Arriving at George Floyd Square, I’m greeted by the charred remains of a gas station that once stood across the street from the convenience store where Floyd died.

“Power To The People” and “Black Power” inscriptions emblazon the walls of the numerous vacant buildings surrounding the memorial to Floyd, which spans half a block.

Thousands of candles, flowers, and other mementos have been arranged on the sidewalk by activists making the pilgrimage to Floyd Square. Every few minutes, a new group of mourners arrives — some with tears in their eyes — pausing for a moment of silence, snapping photos, and lighting candles.

My final stop takes me to ‘Little Mogadishu,’ a portion of East Minneapolis home to roughly 50,000 Somali immigrants – one of the largest concentrations of Somalis anywhere in the Western world.

Little Mogadishu has long been plagued with elevated crime rates and poverty, but in recent years, has become home to one of the largest fraud operations in American history.

During the COVID pandemic, a number of Somali immigrants in Minneapolis operated Feeding Our Future, a fraudulent nonprofit that received more than $250 million from the Minnesota Department of Education’s administration of Federal Child Nutrition Programs.

Rather than providing meals for children, however, the non-profit redirected millions in taxpayer funds to dozens of individuals throughout the city. That money was used to purchase cars and homes – and according to David Gaither, a longtime Minnesota businessman and state legislator, fund terrorism in Somalia.

“The largest single funder of Al-Shabab, the terrorist organization in Somalia, are the Minnesota taxpayers,” Gaither told me.

“The money that is taken in that fraud doesn’t stay here. Millions of dollars per month in cash are sent out the Minneapolis airport…It goes East, and it ends up in people’s hands that will do mischief and bad things to the United States.”

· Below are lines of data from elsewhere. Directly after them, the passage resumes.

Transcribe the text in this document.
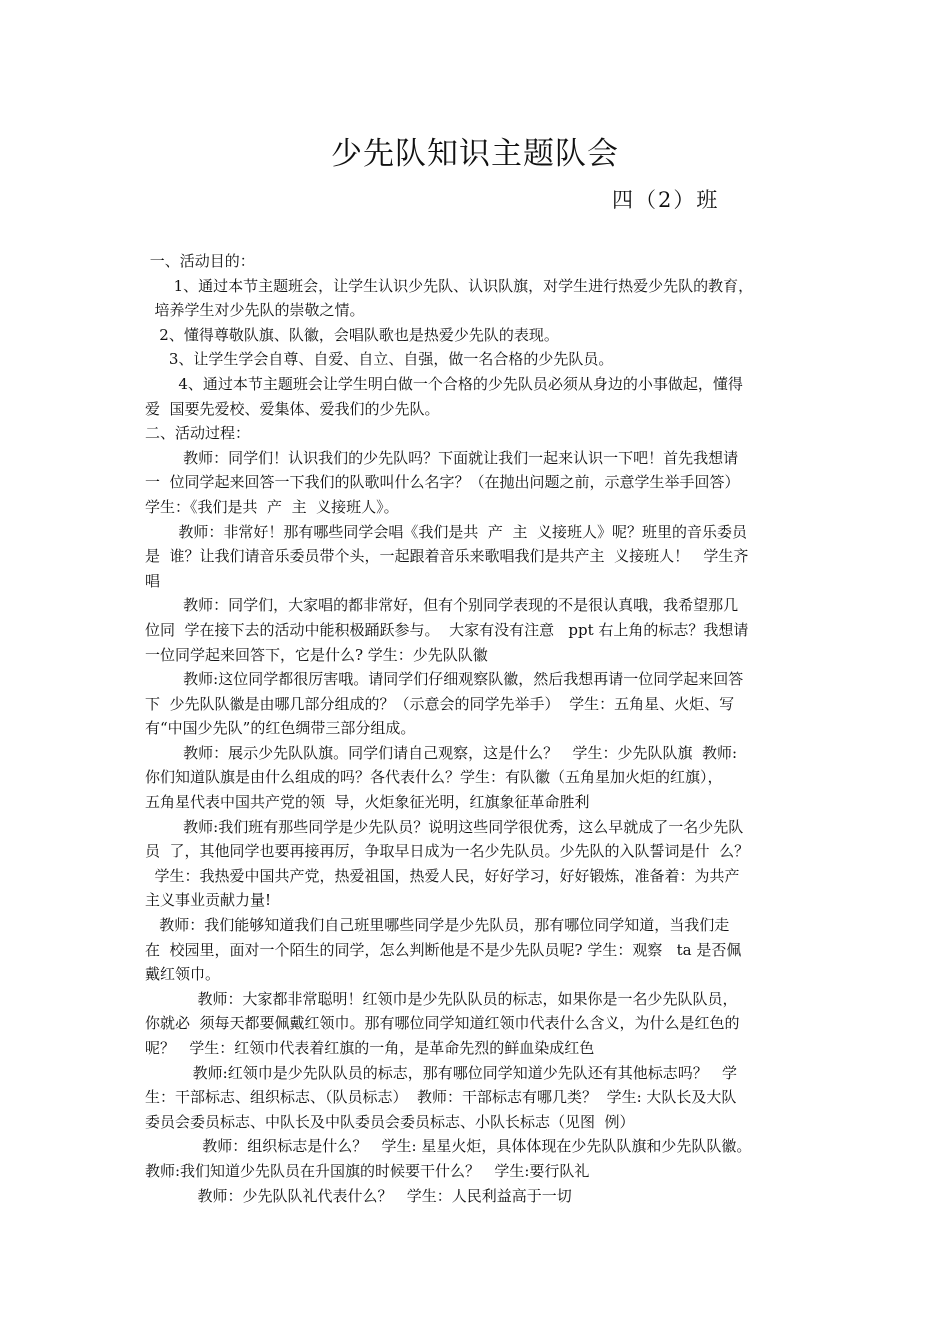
少先队知识主题队会
四（2）班
一、活动目的：
1、通过本节主题班会，让学生认识少先队、认识队旗，对学生进行热爱少先队的教育，
培养学生对少先队的崇敬之情。
2、懂得尊敬队旗、队徽，会唱队歌也是热爱少先队的表现。
3、让学生学会自尊、自爱、自立、自强，做一名合格的少先队员。
4、通过本节主题班会让学生明白做一个合格的少先队员必须从身边的小事做起，懂得
爱  国要先爱校、爱集体、爱我们的少先队。
二、活动过程：
教师：同学们！认识我们的少先队吗？下面就让我们一起来认识一下吧！首先我想请
一  位同学起来回答一下我们的队歌叫什么名字？（在抛出问题之前，示意学生举手回答）
学生：《我们是共  产  主  义接班人》。
教师：非常好！那有哪些同学会唱《我们是共  产  主  义接班人》呢？班里的音乐委员
是  谁？让我们请音乐委员带个头，一起跟着音乐来歌唱我们是共产主  义接班人！   学生齐
唱
教师：同学们，大家唱的都非常好，但有个别同学表现的不是很认真哦，我希望那几
位同  学在接下去的活动中能积极踊跃参与。  大家有没有注意   ppt 右上角的标志？我想请
一位同学起来回答下，它是什么? 学生：少先队队徽
教师:这位同学都很厉害哦。请同学们仔细观察队徽，然后我想再请一位同学起来回答
下  少先队队徽是由哪几部分组成的？（示意会的同学先举手）  学生：五角星、火炬、写
有“中国少先队”的红色绸带三部分组成。
教师：展示少先队队旗。同学们请自己观察，这是什么？   学生：少先队队旗  教师:
你们知道队旗是由什么组成的吗？各代表什么？学生：有队徽（五角星加火炬的红旗），
五角星代表中国共产党的领  导，火炬象征光明，红旗象征革命胜利
教师:我们班有那些同学是少先队员？说明这些同学很优秀，这么早就成了一名少先队
员  了，其他同学也要再接再厉，争取早日成为一名少先队员。少先队的入队誓词是什  么？
学生：我热爱中国共产党，热爱祖国，热爱人民，好好学习，好好锻炼，准备着：为共产
主义事业贡献力量!
教师：我们能够知道我们自己班里哪些同学是少先队员，那有哪位同学知道，当我们走
在  校园里，面对一个陌生的同学，怎么判断他是不是少先队员呢? 学生：观察   ta 是否佩
戴红领巾。
教师：大家都非常聪明！红领巾是少先队队员的标志，如果你是一名少先队队员，
你就必  须每天都要佩戴红领巾。那有哪位同学知道红领巾代表什么含义，为什么是红色的
呢？   学生：红领巾代表着红旗的一角，是革命先烈的鲜血染成红色
教师:红领巾是少先队队员的标志，那有哪位同学知道少先队还有其他标志吗？   学
生：干部标志、组织标志、（队员标志）  教师：干部标志有哪几类？  学生: 大队长及大队
委员会委员标志、中队长及中队委员会委员标志、小队长标志（见图  例）
教师：组织标志是什么？   学生: 星星火炬，具体体现在少先队队旗和少先队队徽。
教师:我们知道少先队员在升国旗的时候要干什么？   学生:要行队礼
教师：少先队队礼代表什么？   学生：人民利益高于一切
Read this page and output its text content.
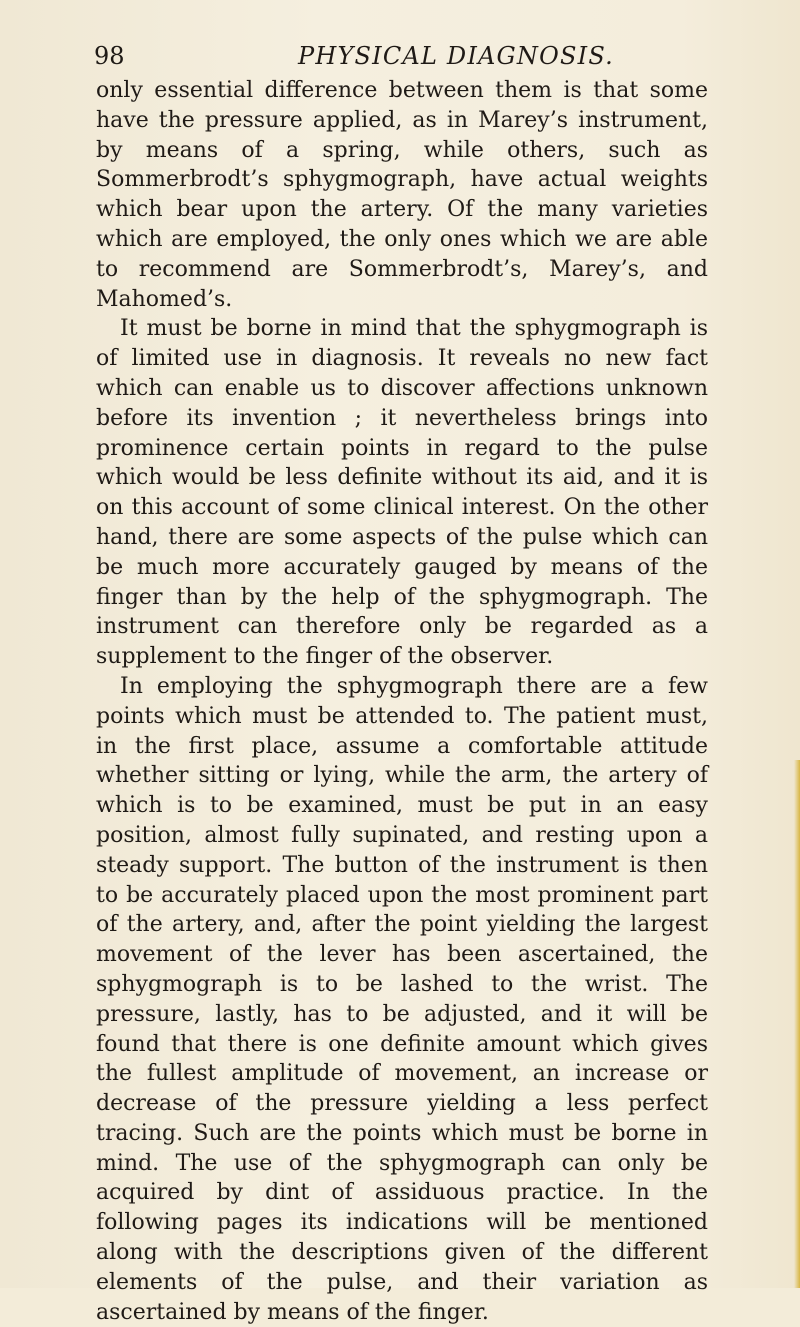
98	PHYSICAL DIAGNOSIS.

only essential difference between them is that some have the pressure applied, as in Marey’s instrument, by means of a spring, while others, such as Sommerbrodt’s sphygmograph, have actual weights which bear upon the artery. Of the many varieties which are employed, the only ones which we are able to recommend are Sommerbrodt’s, Marey’s, and Mahomed’s.

It must be borne in mind that the sphygmograph is of limited use in diagnosis. It reveals no new fact which can enable us to discover affections unknown before its invention ; it nevertheless brings into prominence certain points in regard to the pulse which would be less definite without its aid, and it is on this account of some clinical interest. On the other hand, there are some aspects of the pulse which can be much more accurately gauged by means of the finger than by the help of the sphygmograph. The instrument can therefore only be regarded as a supplement to the finger of the observer.

In employing the sphygmograph there are a few points which must be attended to. The patient must, in the first place, assume a comfortable attitude whether sitting or lying, while the arm, the artery of which is to be examined, must be put in an easy position, almost fully supinated, and resting upon a steady support. The button of the instrument is then to be accurately placed upon the most prominent part of the artery, and, after the point yielding the largest movement of the lever has been ascertained, the sphygmograph is to be lashed to the wrist. The pressure, lastly, has to be adjusted, and it will be found that there is one definite amount which gives the fullest amplitude of movement, an increase or decrease of the pressure yielding a less perfect tracing. Such are the points which must be borne in mind. The use of the sphygmograph can only be acquired by dint of assiduous practice. In the following pages its indications will be mentioned along with the descriptions given of the different elements of the pulse, and their variation as ascertained by means of the finger.
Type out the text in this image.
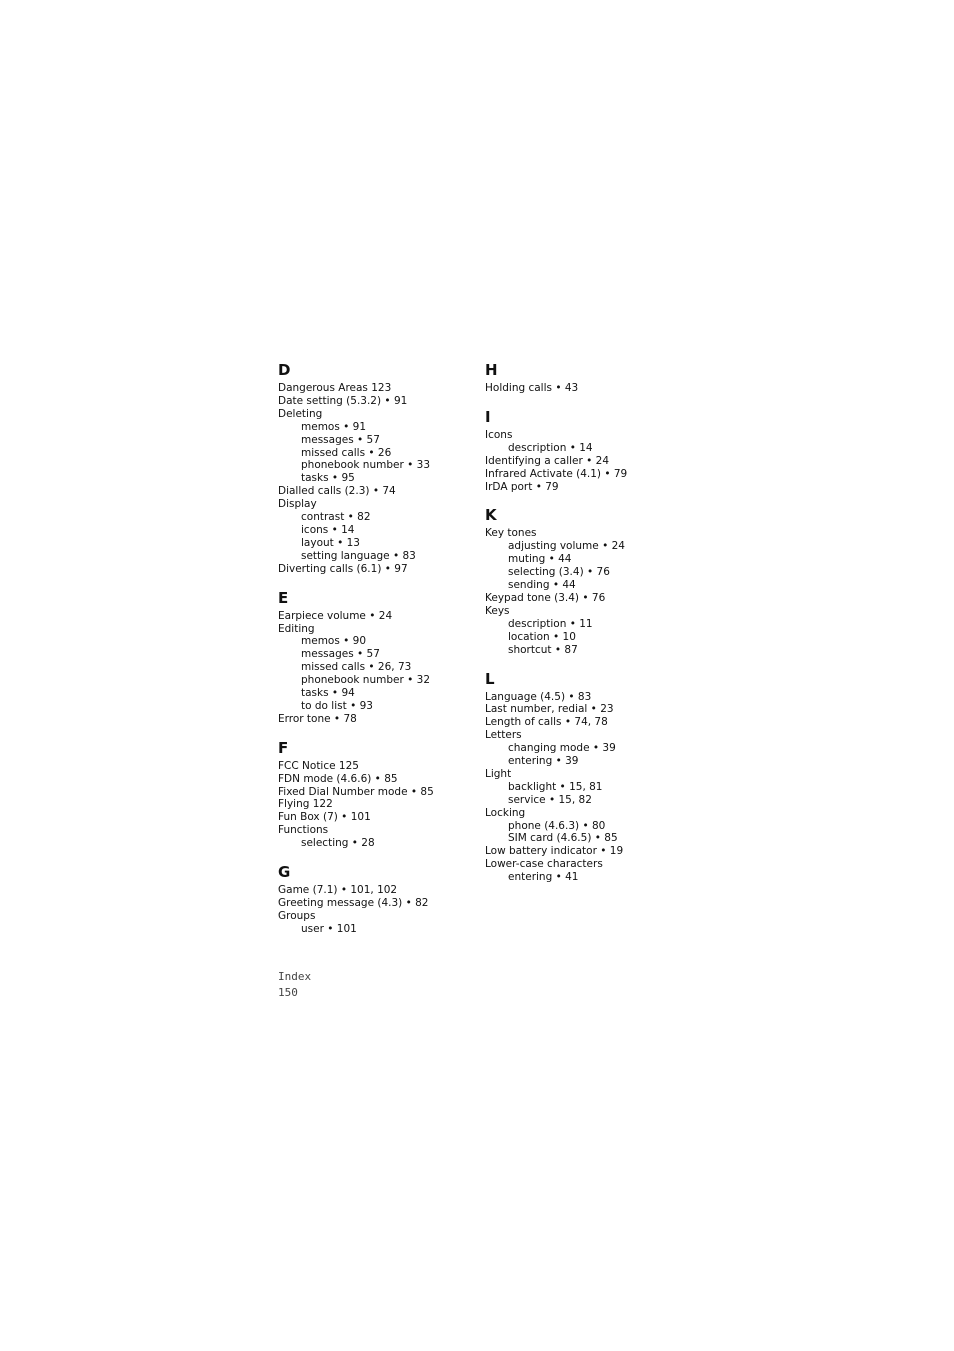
D
Dangerous Areas 123
Date setting (5.3.2) • 91
Deleting
memos • 91
messages • 57
missed calls • 26
phonebook number • 33
tasks • 95
Dialled calls (2.3) • 74
Display
contrast • 82
icons • 14
layout • 13
setting language • 83
Diverting calls (6.1) • 97
E
Earpiece volume • 24
Editing
memos • 90
messages • 57
missed calls • 26, 73
phonebook number • 32
tasks • 94
to do list • 93
Error tone • 78
F
FCC Notice 125
FDN mode (4.6.6) • 85
Fixed Dial Number mode • 85
Flying 122
Fun Box (7) • 101
Functions
selecting • 28
G
Game (7.1) • 101, 102
Greeting message (4.3) • 82
Groups
user • 101
H
Holding calls • 43
I
Icons
description • 14
Identifying a caller • 24
Infrared Activate (4.1) • 79
IrDA port • 79
K
Key tones
adjusting volume • 24
muting • 44
selecting (3.4) • 76
sending • 44
Keypad tone (3.4) • 76
Keys
description • 11
location • 10
shortcut • 87
L
Language (4.5) • 83
Last number, redial • 23
Length of calls • 74, 78
Letters
changing mode • 39
entering • 39
Light
backlight • 15, 81
service • 15, 82
Locking
phone (4.6.3) • 80
SIM card (4.6.5) • 85
Low battery indicator • 19
Lower-case characters
entering • 41
Index
150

According to Gaither, Governor Walz was warned of fraud in the system, but failed to investigate the phony non-profit before hundreds of millions of dollars had been disbursed.

Now, Walz is being subpoenaed by the House Education and Workforce Committee for records related to the scheme.

As I prepare to leave Minneapolis, I talk with Scott, a lifelong Minnesotan with a message to Americans still curious about Walz.

“He gives the impression that he’s this moderate folksy leader. He is extreme in almost every respect. He fooled a lot of Minnesotans in the last two elections, we can’t let him fool the rest of the country.”